München – Eigentlich hätte Thomas Dreßen gerade seine letzten Trainingsfahrten in Copper Mountain absolviert und würde sich nun mit den Kollegen aus dem deutschen Abfahrtsteam auf den Heimflug vorbereiten. Der 27 Jahre alte Skirennläufer vom SC Mittenwald ist jedoch schon sechs Tage früher als geplant aus Colorado zurückgekehrt. „Das ist eine blöde Situation“, sagt er in einer Videobotschaft. Dreßen sitzt an einem Holztisch daheim im oberösterreichischen Scharnstein und erzählt von seiner Hüftblessur, von der er noch nicht so genau weiß, wie lange sie ihn in diesem Winter davon abhalten wird, Skirennen zu fahren. Heute muss er sich in München einem athroskopischen Eingriff unterziehen, bei dem ein freier Gelenkskörper in der Hüfte entfernt wird. „Während der OP wird geschaut, was sonst noch alles gerichtet werden muss“, sagt Dreßen. Danach richte sich, wie lange er pausieren müsse.
Dass er bei den ersten Saisonrennen der Schnellfahrer Mitte Dezember in Val d’Isere dabei sein kann, ist jedoch fast ausgeschlossen. Denn unabhängig von Schwere und Umfang des Eingriffs wird Dreßen anschließend erst einmal ein Rehaprogramm absolvieren müssen. „Der Zeitfaktor“, sagt Cheftrainer Christian Schwaiger, der sich gerade mit der Technikgruppe auf den morgigen Parallelriesenslalom in Zürs vorbereitet, spiele keine Rolle. „Primär geht es um die Gesundheit.“
Dreßen kennt sich aus mit schweren Verletzungen und mit Comebacks. 2018 hatte er sich bei einem Sturz in Beaver Creek eine komplexe Knieblessur mit einem Kreuzbandriss sowie eine Schulterluxation zugezogen. Sein Aufstieg, der gut zehn Monate zuvor mit dem sensationellen Triumph auf der Streif in Kitzbühel begonnen hatte, war damit erst mal jäh gestoppt. Er musste einen kompletten Winter pausieren, kam dann aber famos zurück: mit einem Triumph im Comeback-Rennen. Zwei weitere folgten in Garmisch-Partenkirchen und Saalbach. Drei Weltcupsiege in der Abfahrt gelangen im vergangenen Winter keinem anderen Athleten.

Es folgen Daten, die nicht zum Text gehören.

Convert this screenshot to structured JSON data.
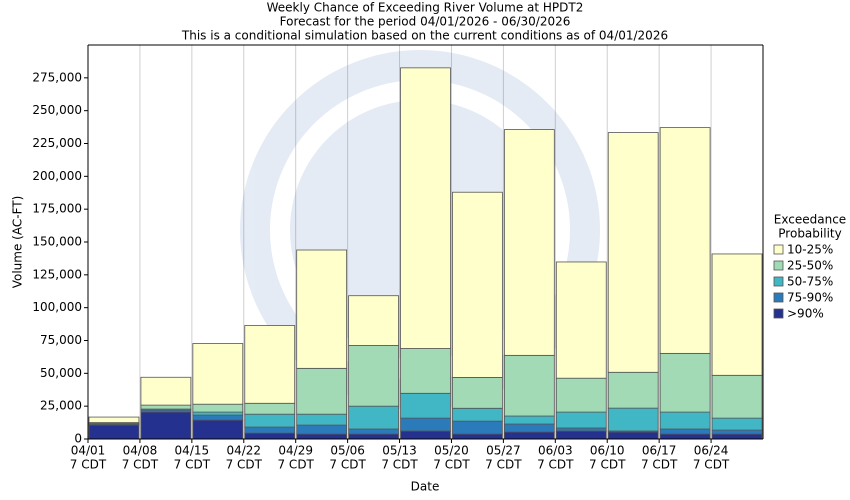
{
  "chart_data": {
    "type": "stacked_bar",
    "title": "Weekly Chance of Exceeding River Volume at HPDT2",
    "subtitle": [
      "Forecast for the period 04/01/2026 - 06/30/2026",
      "This is a conditional simulation based on the current conditions as of 04/01/2026"
    ],
    "x_label": "Date",
    "y_label": "Volume (AC-FT)",
    "categories": [
      "04/01",
      "04/08",
      "04/15",
      "04/22",
      "04/29",
      "05/06",
      "05/13",
      "05/20",
      "05/27",
      "06/03",
      "06/10",
      "06/17",
      "06/24"
    ],
    "category_sublabel": "7 CDT",
    "legend_title": [
      "Exceedance",
      "Probability"
    ],
    "legend_position": "right",
    "ylim": [
      0,
      300000
    ],
    "yticks": [
      0,
      {
        "value": 25000,
        "label": "25,000"
      },
      {
        "value": 50000,
        "label": "50,000"
      },
      {
        "value": 75000,
        "label": "75,000"
      },
      {
        "value": 100000,
        "label": "100,000"
      },
      {
        "value": 125000,
        "label": "125,000"
      },
      {
        "value": 150000,
        "label": "150,000"
      },
      {
        "value": 175000,
        "label": "175,000"
      },
      {
        "value": 200000,
        "label": "200,000"
      },
      {
        "value": 225000,
        "label": "225,000"
      },
      {
        "value": 250000,
        "label": "250,000"
      },
      {
        "value": 275000,
        "label": "275,000"
      }
    ],
    "series": [
      {
        "name": ">90%",
        "color": "#25318f",
        "values": [
          10600,
          20500,
          14400,
          4500,
          3800,
          3800,
          6100,
          3800,
          5300,
          6100,
          5300,
          3800,
          3800
        ]
      },
      {
        "name": "75-90%",
        "color": "#2b7bba",
        "values": [
          700,
          1500,
          3800,
          4600,
          6800,
          3800,
          9800,
          9800,
          6100,
          2300,
          800,
          3800,
          3000
        ]
      },
      {
        "name": "50-75%",
        "color": "#41b6c4",
        "values": [
          500,
          800,
          2300,
          9800,
          8300,
          17400,
          18900,
          9800,
          6100,
          12100,
          17400,
          12900,
          9100
        ]
      },
      {
        "name": "25-50%",
        "color": "#a1dab4",
        "values": [
          700,
          3000,
          6000,
          8300,
          34900,
          46200,
          34100,
          23500,
          46200,
          25800,
          27300,
          44700,
          32600
        ]
      },
      {
        "name": "10-25%",
        "color": "#ffffcc",
        "values": [
          4200,
          21200,
          46200,
          59200,
          90100,
          37900,
          213700,
          141000,
          171900,
          88500,
          182500,
          171900,
          92400
        ]
      }
    ]
  }
}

Er nimmt den Rückschlag ein Jahr nach seinem famosen Comeback gelassen. „Ich habe mich eigentlich schon darauf gefreut, dass ich mich jetzt auf Val d’Isere vorbereite. Aber die Situation ist jetzt so, wie sie ist, und das heißt, sie zu akzeptieren.“ Die Hüfte bereitet ihm schon seit mehr als zwei Jahren immer wieder Probleme, bisher habe man die aber stets „durch Behandlung in den Griff bekommen“, sagt er. Physiotherapie, Schmerztabletten, notfalls Spritzen. Aber im Trainingslager in Copper Mountain, wo sich die deutschen Abfahrer seit 8. November auf die Weltcup-Saison vorbereitet hatten, habe er es „von den Schmerzen her nicht mehr ausgehalten“. Dreßen entschied, frühzeitig abzureisen und unterzog sich nach der Rückkehr am Montag in München einer MRT-Untersuchung, „weil ich wissen wollte, was Stand der Dinge ist“ mit der Hüfte.
Dabei war es für den Zweiten im Abfahrts-Weltcup in der Vorbereitung lange sehr gut gelaufen. Schulter und Knie bereiteten keine Probleme, anders als im Herbst und auch Winter davor. Da musste er immer wieder mal kürzertreten. Und auch körperlich war Dreßen topfit, als es zu den ersten Lehrgängen auf Schnee ging. „So viel Zeit für Konditionstraining wie in diesem Jahr habe ich noch nie gehabt“, erzählte er Anfang November.
Den Deutschen Skiverband würde ein längerfristiger Ausfall seines besten Abfahrers schwer treffen. Nach dem Rücktritt von Viktoria Rebensburg ist Dreßen der einzige Athlet im Alpin-Team, der konstant unter die besten Drei fahren kann. Außerdem gilt er als Medaillenkandidat bei der Weltmeisterschaft im Februar in Cortina d’Ampezzo. „Ich werde alles dafür tun“, versprach er, „dass ich stark zurückkomme.“ Wenn nicht noch in diesem Jahr, dann ganz sicher im nächsten.